Tra gli alimenti insospettabili rientrano anche le verdure in scatola e i piatti pronti da riscaldare. Nonostante possano sembrare salutari, spesso vengono trattati con esaltatori di sapidità per renderli più appetibili. Persino il tonno in scatola può contenere ingredienti inattesi. Non è necessario eliminarli del tutto dalla dieta, ma è importante essere consapevoli di ciò che si acquista. L’abitudine di cucinare da zero rimane sempre la scelta più sicura.
Sensibilità al glutammato
Alcune persone manifestano una particolare sensibilità al glutammato, con sintomi lievi ma fastidiosi. Si parla spesso della cosiddetta “sindrome del ristorante cinese”, anche se non tutti i casi sono stati scientificamente confermati. Mal di testa, sudorazione, senso di pressione al petto: sono disturbi segnalati da alcuni consumatori. Non è detto che dipendano esclusivamente da questo additivo, ma nei soggetti predisposti può rappresentare un fattore scatenante.

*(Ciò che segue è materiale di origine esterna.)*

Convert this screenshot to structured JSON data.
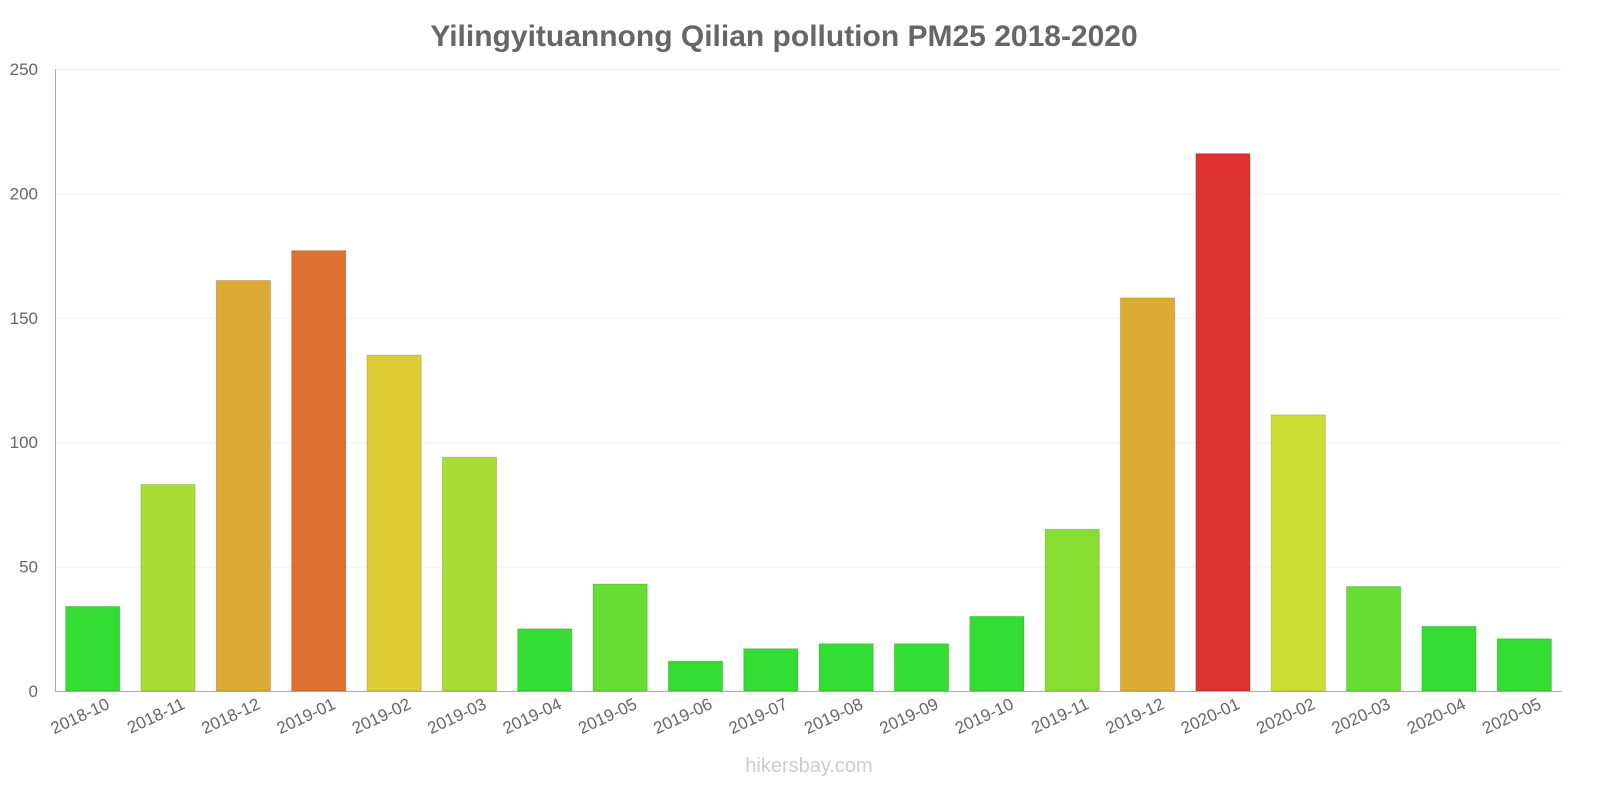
{
  "chart_data": {
    "type": "bar",
    "title": "Yilingyituannong Qilian pollution PM25 2018-2020",
    "xlabel": "",
    "ylabel": "",
    "ylim": [
      0,
      250
    ],
    "yticks": [
      0,
      50,
      100,
      150,
      200,
      250
    ],
    "grid": true,
    "categories": [
      "2018-10",
      "2018-11",
      "2018-12",
      "2019-01",
      "2019-02",
      "2019-03",
      "2019-04",
      "2019-05",
      "2019-06",
      "2019-07",
      "2019-08",
      "2019-09",
      "2019-10",
      "2019-11",
      "2019-12",
      "2020-01",
      "2020-02",
      "2020-03",
      "2020-04",
      "2020-05"
    ],
    "values": [
      34,
      83,
      165,
      177,
      135,
      94,
      25,
      43,
      12,
      17,
      19,
      19,
      30,
      65,
      158,
      216,
      111,
      42,
      26,
      21
    ],
    "colors": [
      "#33dd33",
      "#aadd33",
      "#ddaa33",
      "#dd7033",
      "#ddcc33",
      "#aadd33",
      "#33dd33",
      "#66dd33",
      "#33dd33",
      "#33dd33",
      "#33dd33",
      "#33dd33",
      "#33dd33",
      "#88dd33",
      "#ddaa33",
      "#dd3333",
      "#ccdd33",
      "#66dd33",
      "#33dd33",
      "#33dd33"
    ]
  },
  "footer": {
    "watermark": "hikersbay.com"
  }
}
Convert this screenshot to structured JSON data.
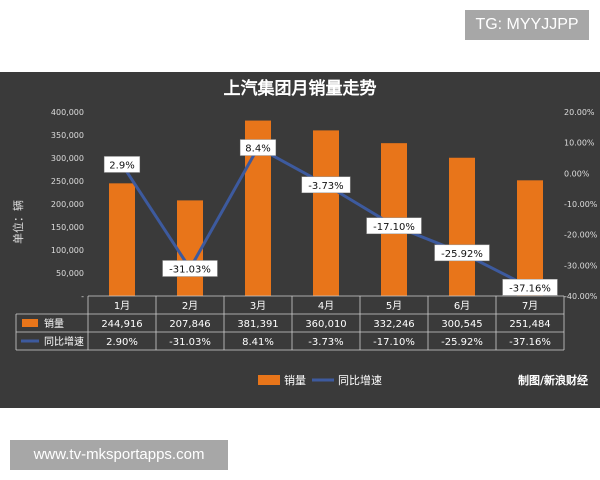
{
  "watermark_top": "TG: MYYJJPP",
  "watermark_bottom": "www.tv-mksportapps.com",
  "source_label": "制图/新浪财经",
  "colors": {
    "bar": "#e8751a",
    "line": "#3d5a9e",
    "panel": "#3a3a3a"
  },
  "chart_data": {
    "type": "bar",
    "title": "上汽集团月销量走势",
    "ylabel": "单位：辆",
    "categories": [
      "1月",
      "2月",
      "3月",
      "4月",
      "5月",
      "6月",
      "7月"
    ],
    "series": [
      {
        "name": "销量",
        "type": "bar",
        "axis": "left",
        "values": [
          244916,
          207846,
          381391,
          360010,
          332246,
          300545,
          251484
        ],
        "display": [
          "244,916",
          "207,846",
          "381,391",
          "360,010",
          "332,246",
          "300,545",
          "251,484"
        ]
      },
      {
        "name": "同比增速",
        "type": "line",
        "axis": "right",
        "values": [
          2.9,
          -31.03,
          8.41,
          -3.73,
          -17.1,
          -25.92,
          -37.16
        ],
        "labels": [
          "2.9%",
          "-31.03%",
          "8.4%",
          "-3.73%",
          "-17.10%",
          "-25.92%",
          "-37.16%"
        ],
        "display": [
          "2.90%",
          "-31.03%",
          "8.41%",
          "-3.73%",
          "-17.10%",
          "-25.92%",
          "-37.16%"
        ]
      }
    ],
    "y_left": {
      "ticks": [
        "400,000",
        "350,000",
        "300,000",
        "250,000",
        "200,000",
        "150,000",
        "100,000",
        "50,000",
        "-"
      ],
      "range": [
        0,
        400000
      ]
    },
    "y_right": {
      "ticks": [
        "20.00%",
        "10.00%",
        "0.00%",
        "-10.00%",
        "-20.00%",
        "-30.00%",
        "-40.00%"
      ],
      "range": [
        -40,
        20
      ]
    },
    "legend": [
      "销量",
      "同比增速"
    ],
    "legend_position": "bottom",
    "grid": false
  }
}
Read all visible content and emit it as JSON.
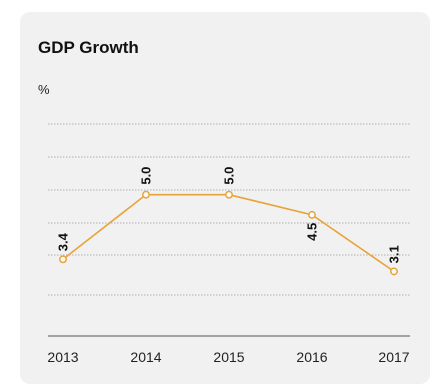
{
  "chart_data": {
    "type": "line",
    "title": "GDP Growth",
    "ylabel": "%",
    "xlabel": "",
    "categories": [
      "2013",
      "2014",
      "2015",
      "2016",
      "2017"
    ],
    "series": [
      {
        "values": [
          3.4,
          5.0,
          5.0,
          4.5,
          3.1
        ]
      }
    ],
    "data_labels": [
      "3.4",
      "5.0",
      "5.0",
      "4.5",
      "3.1"
    ],
    "ylim": [
      1.5,
      6.75
    ],
    "grid": true,
    "legend": "none",
    "colors": {
      "series": "#e8a33a",
      "grid": "#9a9a9a",
      "axis": "#555555",
      "background": "#f1f1f1",
      "text": "#222222"
    }
  }
}
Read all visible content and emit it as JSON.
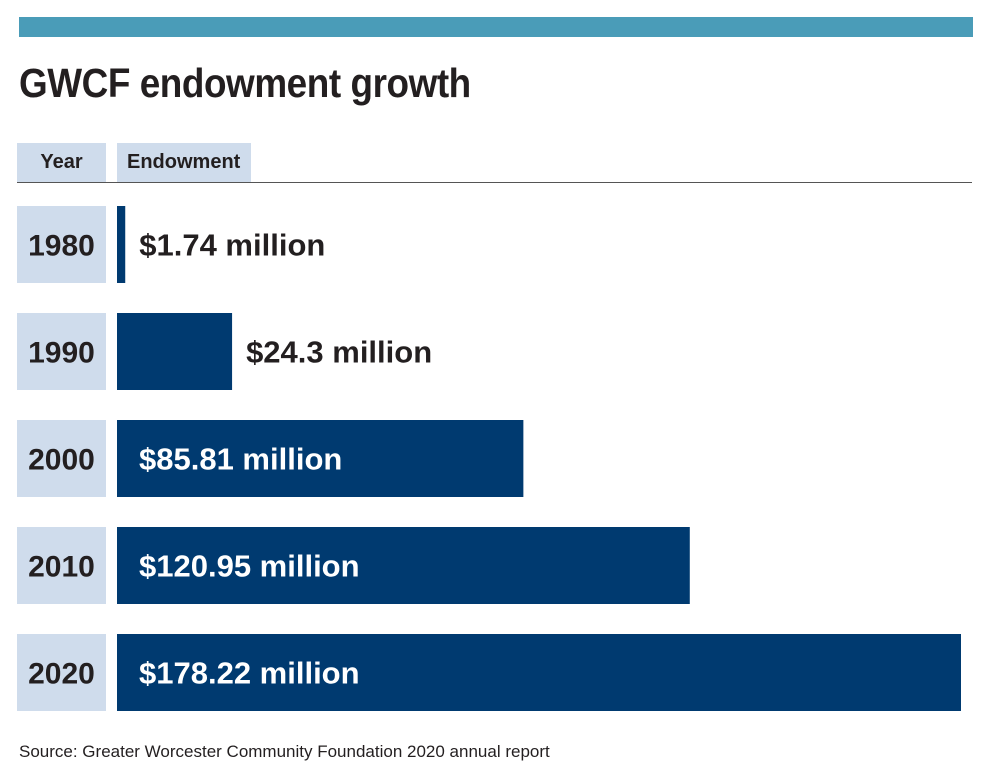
{
  "title": "GWCF endowment growth",
  "header": {
    "year_label": "Year",
    "endowment_label": "Endowment"
  },
  "source": "Source: Greater Worcester Community Foundation 2020 annual report",
  "colors": {
    "top_bar": "#4a9cb8",
    "bar": "#003a70",
    "year_cell": "#cfdcec",
    "label_dark": "#231f20",
    "label_light": "#ffffff"
  },
  "chart_data": {
    "type": "bar",
    "orientation": "horizontal",
    "unit": "million",
    "categories": [
      "1980",
      "1990",
      "2000",
      "2010",
      "2020"
    ],
    "values": [
      1.74,
      24.3,
      85.81,
      120.95,
      178.22
    ],
    "labels": [
      "$1.74 million",
      "$24.3 million",
      "$85.81 million",
      "$120.95 million",
      "$178.22 million"
    ],
    "xlim": [
      0,
      178.22
    ],
    "grid": false
  }
}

Le principali autorità sanitarie internazionali considerano il glutammato sicuro entro determinati limiti di consumo. Non è vietato, né classificato come pericoloso in senso assoluto. Tuttavia, la sensibilità individuale può variare molto, perciò è importante prestare attenzione alle proprie reazioni. Se dopo aver consumato alimenti confezionati si avvertono sintomi insoliti, può essere utile monitorare la situazione e, se necessario, ridurre l’assunzione di glutammato.
Infine, va sottolineato che la cucina moderna tende spesso a privilegiare sapori forti e immediati. Il glutammato si inserisce perfettamente in questa tendenza: cibi pronti, dal gusto intenso al primo assaggio, ma talvolta privi di profondità. Ritornare a una cucina più semplice e casalinga può essere un modo per riscoprire sapori autentici e opporsi all’omologazione del gusto. Non occorre essere chef esperti: bastano pochi ingredienti di qualità e un po’ di cura nella preparazione.